5. Save and reuse the model

5_deployment.py

import joblib
import numpy as np

# ── Save the complete pipeline ──
joblib.dump(best_model, 'housing_model.pkl')
print("✅ Model saved")

# ── Load and use ──
loaded_model = joblib.load('housing_model.pkl')

# Predict for a new house
# [MedInc, HouseAge, AveRooms, AveBedrms, Population, AveOccup, Lat, Long, ...]
new_house = pd.DataFrame([{
    'MedInc': 5.5,        # Median income $55K
    'HouseAge': 15,       # 15 years
    'AveRooms': 6.0,
    'AveBedrms': 1.1,
    'Population': 1500,
    'AveOccup': 3.0,
    'Latitude': 37.5,
    'Longitude': -122.0,
    'rooms_per_household': 2.0,
    'bedrooms_ratio': 0.18,
    'population_per_household': 500,
    'income_per_room': 0.92,
    'log_population': np.log1p(1500)
}])

predicted_price = loaded_model.predict(new_house)[0]
print(f"Predicted price: ${predicted_price * 100_000:,.0f}")

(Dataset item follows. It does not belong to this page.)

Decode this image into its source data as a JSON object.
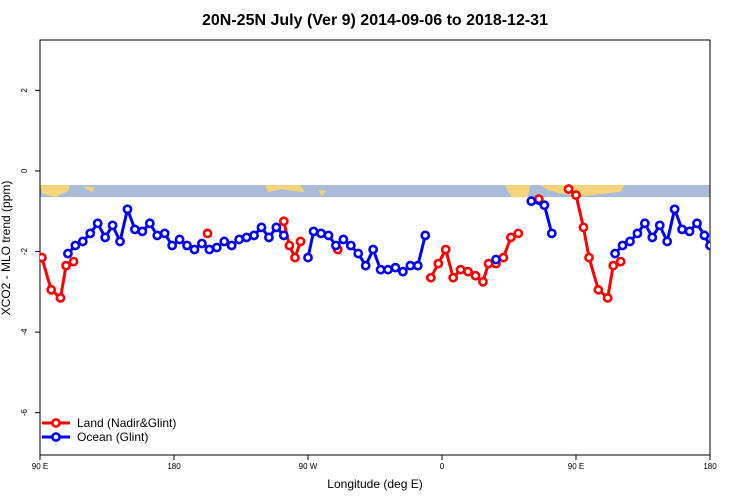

This block shows how to save the trained model with joblib (pickle format .pkl), then load and use it for predictions in production. The entire Pipeline — preprocessing (imputation + normalization) + model (Gradient Boosting) — is serialized in one file. This ensures future predictions use exactly the same normalization and model, preventing train/prod discrepancies.

Save the complete Pipeline (not just model) for production. If you saved only the model without preprocessing, you'd have to remember to normalize each new prediction before sending to model — guaranteed source of bugs (forgetting normalization or using wrong mean/std).

📖 Term: Regularization

Definition: Technique that adds a penalty to model coefficients during training to keep it simple and avoid overfitting. Ridge (L2) adds sum of squared coefficients, Lasso (L1) adds sum of absolute values.

Purpose: Reduce overfitting by penalizing complex models with high weights.

Why here: Ridge and Lasso are basic regularized regression models. Ridge adds soft penalty (keep all coefficients but reduce magnitude), Lasso can force some coefficients exactly to zero (automatic feature selection). L2 (Ridge) is numerically more stable, L1 (Lasso) is more interpretable (natural zeros).